Él no me contestó, en ese instante, pero estoy seguro que se quedó pensando y que ahora está como hueón leyendo esto. 

Yo, en cambio, decido no darle más pistas. Y dejarlo hasta acá.

lunes, 27 de abril de 2020

Un McDonalds en Praga.


Estoy soñando. Mas o menos sé que estoy soñando. Camino por calles de piedra y cruzo un puente. Tras recorrer un poco más y escuchar a unos transeúntes me doy cuenta que estoy en Praga. Hay restos de nieve en algunas calles. Incluso reconozco un par de ellas. Entonces, no sé por qué, teniendo tanto para elegir, llego a un McDonalds, en Praga. Nada de catedrales ni barrios célebres ni cementerio judío… En el sueño soy frívolo y más básico: voy y me siento en un McDonalds, en Praga. Tiene colores un poco más opacos, los adornos son sobrios y Ronald no sonríe, pero no deja de ser un local de McDonalds. Pido entonces una cajita que trae una hamburguesa pequeña, unas papas y afortunadamente una cerveza. Un vaso pequeño, nada más, pero es cerveza, al fin y al cabo. También me entregan un juguete, en la cajita, envuelto en una bolsa de plástico. Ya sentado, como rápidamente la hamburguesa y las papas y me tomo también la cerveza. Luego abro la bolsa y descubro un pequeño Kafka, de juguete. Una figura a cuerda de Kafka que de inmediato pruebo sobre la mesa y descubro que no anda. Y claro, voy a pedir que me la cambien, alegando que mi Kafka no se mueve. Tras varios intentos infructuosos por darme a entender -el checo sigue siendo igual de difícil en el sueño- llaman a un hombre, que estaba al interior del local, para solucionar mi problema. Es así, me dice entonces este tipo, que al parecer era chileno. La figura es así, repite. Es Kafka. No sea ahueonao. Yo intento entonces replicar algo, pero el hombre ya ha dado media vuelta y regresado a la cocina. Yo me quedo ahí, en tanto, frente al mesón, de espaldas a Praga, dándole nuevamente cuerda al Kafka y poniéndolo sobre una bandeja, en la que sigue quieto. Mientras observo al Kafka me despierto. Tengo un poco de frío. No hay Praga.

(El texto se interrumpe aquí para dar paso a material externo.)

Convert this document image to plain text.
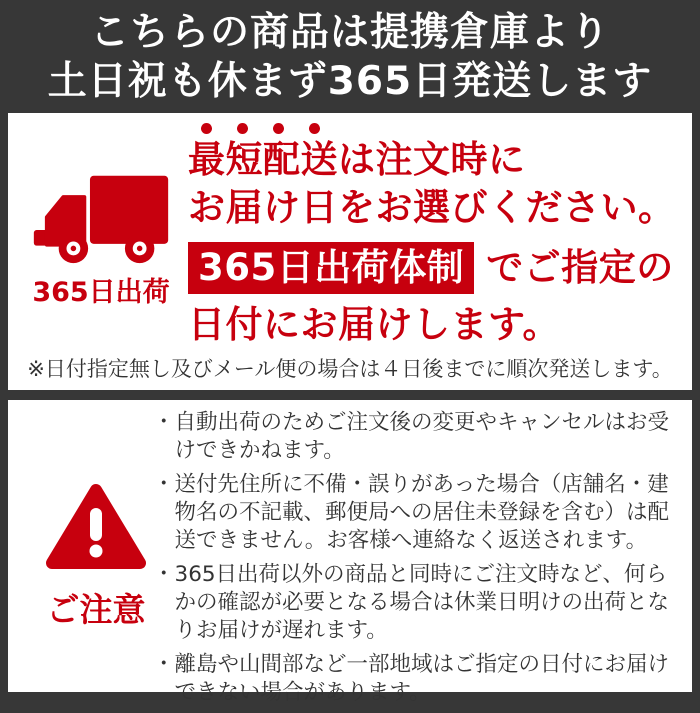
こちらの商品は提携倉庫より
土日祝も休まず365日発送します
365日出荷
最短配送は注文時に
お届け日をお選びください。
365日出荷体制 でご指定の
日付にお届けします。
※日付指定無し及びメール便の場合は４日後までに順次発送します。
ご注意
・ 自動出荷のためご注文後の変更やキャンセルはお受けできかねます。
・ 送付先住所に不備・誤りがあった場合（店舗名・建物名の不記載、郵便局への居住未登録を含む）は配送できません。お客様へ連絡なく返送されます。
・ 365日出荷以外の商品と同時にご注文時など、何らかの確認が必要となる場合は休業日明けの出荷となりお届けが遅れます。
・ 離島や山間部など一部地域はご指定の日付にお届けできない場合があります。
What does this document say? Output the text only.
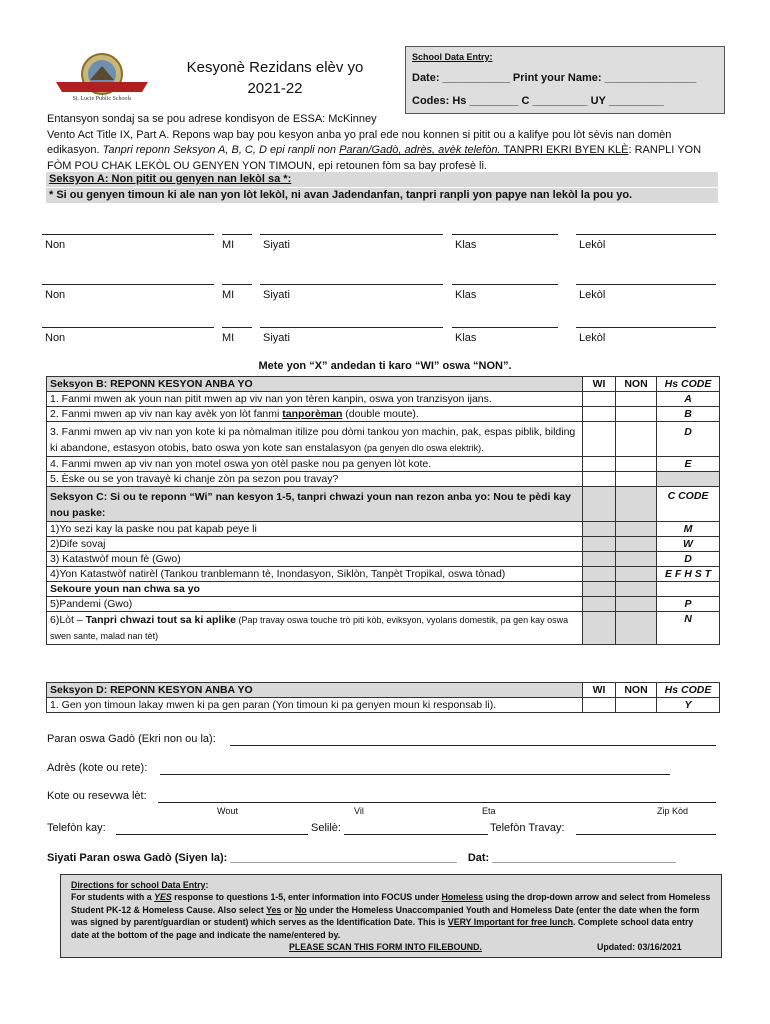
St. Lucie Public Schools
Kesyonè Rezidans elèv yo
2021-22
School Data Entry:
Date: ___________ Print your Name: _______________
Codes: Hs ________ C _________ UY _________
Entansyon sondaj sa se pou adrese kondisyon de ESSA: McKinney
Vento Act Title IX, Part A. Repons wap bay pou kesyon anba yo pral ede nou konnen si pitit ou a kalifye pou lòt sèvis nan domèn
edikasyon. Tanpri reponn Seksyon A, B, C, D epi ranpli non Paran/Gadò, adrès, avèk telefòn. TANPRI EKRI BYEN KLÈ: RANPLI YON
FÒM POU CHAK LEKÒL OU GENYEN YON TIMOUN, epi retounen fòm sa bay profesè li.
Seksyon A: Non pitit ou genyen nan lekòl sa *:
* Si ou genyen timoun ki ale nan yon lòt lekòl, ni avan Jadendanfan, tanpri ranpli yon papye nan lekòl la pou yo.
Non	MI	Siyati	Klas	Lekòl
Non	MI	Siyati	Klas	Lekòl
Non	MI	Siyati	Klas	Lekòl
Mete yon “X” andedan ti karo “WI” oswa “NON”.
Seksyon B: REPONN KESYON ANBA YO	WI	NON	Hs CODE
1. Fanmi mwen ak youn nan pitit mwen ap viv nan yon tèren kanpin, oswa yon tranzisyon ijans.			A
2. Fanmi mwen ap viv nan kay avèk yon lòt fanmi tanporèman (double moute).			B
3. Fanmi mwen ap viv nan yon kote ki pa nòmalman itilize pou dòmi tankou yon machin, pak, espas piblik, bilding ki abandone, estasyon otobis, bato oswa yon kote san enstalasyon (pa genyen dlo oswa elektrik).			D
4. Fanmi mwen ap viv nan yon motel oswa yon otèl paske nou pa genyen lòt kote.			E
5. Èske ou se yon travayè ki chanje zòn pa sezon pou travay?			
Seksyon C: Si ou te reponn “Wi” nan kesyon 1-5, tanpri chwazi youn nan rezon anba yo: Nou te pèdi kay nou paske:			C CODE
1)Yo sezi kay la paske nou pat kapab peye li			M
2)Dife sovaj			W
3) Katastwòf moun fè (Gwo)			D
4)Yon Katastwòf natirèl (Tankou tranblemann tè, Inondasyon, Siklòn, Tanpèt Tropikal, oswa tònad)			E F H S T
Sekoure youn nan chwa sa yo			
5)Pandemi (Gwo)			P
6)Lòt – Tanpri chwazi tout sa ki aplike (Pap travay oswa touche trò piti kòb, eviksyon, vyolans domestik, pa gen kay oswa swen sante, malad nan tèt)			N
Seksyon D: REPONN KESYON ANBA YO	WI	NON	Hs CODE
1. Gen yon timoun lakay mwen ki pa gen paran (Yon timoun ki pa genyen moun ki responsab li).			Y
Paran oswa Gadò (Ekri non ou la):
Adrès (kote ou rete):
Kote ou resevwa lèt:
Wout	Vil	Eta	Zip Kòd
Telefòn kay:	Selilè:	Telefòn Travay:
Siyati Paran oswa Gadò (Siyen la): _____________________________________ Dat: ______________________________
Directions for school Data Entry:
For students with a YES response to questions 1-5, enter information into FOCUS under Homeless using the drop-down arrow and select from Homeless
Student PK-12 & Homeless Cause. Also select Yes or No under the Homeless Unaccompanied Youth and Homeless Date (enter the date when the form
was signed by parent/guardian or student) which serves as the Identification Date. This is VERY Important for free lunch. Complete school data entry
date at the bottom of the page and indicate the name/entered by.
PLEASE SCAN THIS FORM INTO FILEBOUND.	Updated: 03/16/2021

domingo, 26 de abril de 2020

Dudosas estrategias de motivación a la lectura (I)


Dándole vueltas al cómo (no me haga explicar, para eso está el título), se me ocurrieron algunas cosas. La primera fue hacer unos enlaces a modo de esas fórmulas que utiliza el periodismo-publicitario digital (el mal periodismo-publicitario digital, por supuesto). La idea era linkearlos para ver si alguien caía, pero dejo acá, al menos, parte de la idea. Corresponden a algunos títulos de la lista de lectura complementaria del colegio en que trabajo.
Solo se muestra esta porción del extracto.